I welcome the news that the report will come out at the end of the month. Can the Minister assure the House that he will seek funding to assist the local authorities in the reopening of the Lagan navigation? Will he support a measure to give the local authorities vesting powers in situations where it is difficult to release land?
It is important to stress that we are considering the Lagan navigation in two parts. I was referring to the lower Lagan navigation, not least because most of the land involved is owned by my Department and other public bodies. Much of the upper Lagan navigation — the Lough Neagh end — has been sold off since its abandonment in the 1950s. Therefore, it is easier and more cost-effective to begin with the section of the canal that is still in public ownership.

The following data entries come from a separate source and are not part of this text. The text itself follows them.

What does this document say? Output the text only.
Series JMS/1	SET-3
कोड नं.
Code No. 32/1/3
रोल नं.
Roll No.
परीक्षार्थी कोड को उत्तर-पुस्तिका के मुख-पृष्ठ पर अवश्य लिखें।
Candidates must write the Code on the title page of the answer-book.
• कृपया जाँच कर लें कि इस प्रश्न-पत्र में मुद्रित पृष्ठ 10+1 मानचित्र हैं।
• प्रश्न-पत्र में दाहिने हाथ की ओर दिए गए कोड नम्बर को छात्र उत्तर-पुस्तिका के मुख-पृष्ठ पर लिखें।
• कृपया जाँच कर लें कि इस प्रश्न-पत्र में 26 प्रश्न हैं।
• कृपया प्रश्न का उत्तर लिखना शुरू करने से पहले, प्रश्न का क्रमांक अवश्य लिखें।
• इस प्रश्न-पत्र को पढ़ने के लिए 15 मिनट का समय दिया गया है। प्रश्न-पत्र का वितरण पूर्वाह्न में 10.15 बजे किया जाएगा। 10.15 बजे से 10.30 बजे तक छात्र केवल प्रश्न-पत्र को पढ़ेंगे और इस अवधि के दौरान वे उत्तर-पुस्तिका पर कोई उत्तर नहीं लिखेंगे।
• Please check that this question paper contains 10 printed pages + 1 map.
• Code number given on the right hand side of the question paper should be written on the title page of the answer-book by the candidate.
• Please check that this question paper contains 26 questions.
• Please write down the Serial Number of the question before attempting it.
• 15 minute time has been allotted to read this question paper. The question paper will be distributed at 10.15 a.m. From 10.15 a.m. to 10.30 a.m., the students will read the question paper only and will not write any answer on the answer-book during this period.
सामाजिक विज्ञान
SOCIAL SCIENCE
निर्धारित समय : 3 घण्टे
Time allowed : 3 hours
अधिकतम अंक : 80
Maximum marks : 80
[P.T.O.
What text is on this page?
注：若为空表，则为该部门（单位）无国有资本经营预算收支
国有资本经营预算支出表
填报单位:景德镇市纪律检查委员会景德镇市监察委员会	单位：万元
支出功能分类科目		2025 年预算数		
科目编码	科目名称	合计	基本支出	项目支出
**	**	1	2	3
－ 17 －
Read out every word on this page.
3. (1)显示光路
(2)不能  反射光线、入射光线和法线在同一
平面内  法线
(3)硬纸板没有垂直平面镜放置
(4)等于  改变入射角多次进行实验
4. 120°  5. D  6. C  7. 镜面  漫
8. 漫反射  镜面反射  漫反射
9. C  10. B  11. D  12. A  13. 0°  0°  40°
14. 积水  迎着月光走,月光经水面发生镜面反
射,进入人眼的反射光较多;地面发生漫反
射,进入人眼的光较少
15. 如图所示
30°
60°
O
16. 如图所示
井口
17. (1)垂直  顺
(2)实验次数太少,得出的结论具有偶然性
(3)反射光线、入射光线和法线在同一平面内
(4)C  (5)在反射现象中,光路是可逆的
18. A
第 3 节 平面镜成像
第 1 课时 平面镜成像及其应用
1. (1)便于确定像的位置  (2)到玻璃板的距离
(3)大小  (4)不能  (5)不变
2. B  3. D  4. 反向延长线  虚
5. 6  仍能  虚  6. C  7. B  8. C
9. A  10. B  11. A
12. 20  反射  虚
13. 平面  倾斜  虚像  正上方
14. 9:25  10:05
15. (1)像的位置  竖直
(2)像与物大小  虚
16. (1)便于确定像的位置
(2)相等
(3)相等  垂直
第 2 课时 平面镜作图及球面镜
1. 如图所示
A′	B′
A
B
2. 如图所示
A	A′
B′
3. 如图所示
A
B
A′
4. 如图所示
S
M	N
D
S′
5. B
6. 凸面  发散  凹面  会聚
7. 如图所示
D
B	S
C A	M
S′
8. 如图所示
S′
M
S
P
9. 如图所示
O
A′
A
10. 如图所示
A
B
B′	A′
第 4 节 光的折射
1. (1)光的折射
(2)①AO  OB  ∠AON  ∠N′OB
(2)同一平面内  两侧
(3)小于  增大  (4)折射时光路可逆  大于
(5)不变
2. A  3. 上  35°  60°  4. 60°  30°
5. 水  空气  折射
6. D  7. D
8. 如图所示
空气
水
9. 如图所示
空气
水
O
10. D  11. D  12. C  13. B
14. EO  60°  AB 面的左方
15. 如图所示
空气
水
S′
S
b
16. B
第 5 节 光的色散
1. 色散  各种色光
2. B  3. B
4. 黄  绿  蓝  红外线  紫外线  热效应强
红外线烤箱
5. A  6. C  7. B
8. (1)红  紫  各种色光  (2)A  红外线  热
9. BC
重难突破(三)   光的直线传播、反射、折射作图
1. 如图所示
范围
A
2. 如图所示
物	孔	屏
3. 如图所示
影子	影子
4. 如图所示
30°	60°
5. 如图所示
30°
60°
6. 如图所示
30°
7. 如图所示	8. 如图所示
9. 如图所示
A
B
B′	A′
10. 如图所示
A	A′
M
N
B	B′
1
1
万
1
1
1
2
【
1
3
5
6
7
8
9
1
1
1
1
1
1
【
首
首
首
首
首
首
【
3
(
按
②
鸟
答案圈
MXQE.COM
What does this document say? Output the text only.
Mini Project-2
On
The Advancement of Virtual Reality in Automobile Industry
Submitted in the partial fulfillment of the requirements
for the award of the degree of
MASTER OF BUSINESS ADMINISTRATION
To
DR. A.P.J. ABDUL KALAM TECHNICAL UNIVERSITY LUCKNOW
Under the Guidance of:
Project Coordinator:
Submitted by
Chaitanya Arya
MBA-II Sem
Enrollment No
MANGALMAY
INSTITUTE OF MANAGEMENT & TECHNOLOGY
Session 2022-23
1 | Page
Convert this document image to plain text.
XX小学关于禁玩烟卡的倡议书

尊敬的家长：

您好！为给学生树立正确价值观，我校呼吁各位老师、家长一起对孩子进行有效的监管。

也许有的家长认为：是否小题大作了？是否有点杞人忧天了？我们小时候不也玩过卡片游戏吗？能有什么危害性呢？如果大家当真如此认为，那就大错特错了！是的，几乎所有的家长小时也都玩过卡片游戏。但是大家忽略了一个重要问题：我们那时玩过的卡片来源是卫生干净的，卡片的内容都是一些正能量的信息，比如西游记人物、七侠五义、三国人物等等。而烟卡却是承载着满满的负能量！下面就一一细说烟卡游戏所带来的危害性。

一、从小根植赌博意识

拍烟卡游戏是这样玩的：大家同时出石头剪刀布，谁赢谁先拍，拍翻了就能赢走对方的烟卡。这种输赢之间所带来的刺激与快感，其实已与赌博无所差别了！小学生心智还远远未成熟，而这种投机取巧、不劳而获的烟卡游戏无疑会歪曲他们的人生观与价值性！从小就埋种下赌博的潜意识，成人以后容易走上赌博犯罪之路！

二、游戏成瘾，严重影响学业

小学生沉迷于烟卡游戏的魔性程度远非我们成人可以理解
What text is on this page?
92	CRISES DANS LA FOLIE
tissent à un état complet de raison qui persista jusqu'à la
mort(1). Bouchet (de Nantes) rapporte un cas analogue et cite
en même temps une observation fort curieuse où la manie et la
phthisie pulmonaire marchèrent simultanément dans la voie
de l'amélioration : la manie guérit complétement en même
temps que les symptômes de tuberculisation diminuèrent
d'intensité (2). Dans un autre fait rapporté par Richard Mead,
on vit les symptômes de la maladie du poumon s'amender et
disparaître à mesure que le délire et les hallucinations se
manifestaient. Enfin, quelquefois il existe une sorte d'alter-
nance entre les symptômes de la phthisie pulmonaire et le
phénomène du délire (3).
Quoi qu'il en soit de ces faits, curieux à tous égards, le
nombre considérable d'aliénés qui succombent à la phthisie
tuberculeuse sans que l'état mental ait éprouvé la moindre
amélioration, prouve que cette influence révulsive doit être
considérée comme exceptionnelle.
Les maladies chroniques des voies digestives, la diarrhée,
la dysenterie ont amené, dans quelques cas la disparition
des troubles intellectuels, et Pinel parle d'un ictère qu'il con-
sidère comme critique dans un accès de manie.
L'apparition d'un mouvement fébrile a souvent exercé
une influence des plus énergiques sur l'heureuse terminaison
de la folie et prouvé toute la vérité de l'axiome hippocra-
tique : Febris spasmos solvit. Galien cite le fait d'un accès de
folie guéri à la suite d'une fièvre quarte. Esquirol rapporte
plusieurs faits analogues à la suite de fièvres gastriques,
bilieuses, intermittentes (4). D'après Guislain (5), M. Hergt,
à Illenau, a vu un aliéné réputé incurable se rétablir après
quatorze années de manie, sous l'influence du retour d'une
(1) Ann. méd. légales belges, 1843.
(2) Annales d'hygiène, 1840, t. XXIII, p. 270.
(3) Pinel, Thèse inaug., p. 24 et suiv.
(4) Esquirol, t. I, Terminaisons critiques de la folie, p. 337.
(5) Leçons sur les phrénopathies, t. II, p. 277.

It would be difficult to argue the case for public funding for the entire investment. We must consider various ways of obtaining the funding and different approaches to the project. For example, there are 13 locks on the lower Lagan navigation canal alone. As a member of Lisburn Borough Council, Mr Poots will know how much it costs to refurbish one lock, let alone the whole canal. That will involve considerable investment. I will not give a figure for it because the figure that I was given originally has long since been superseded.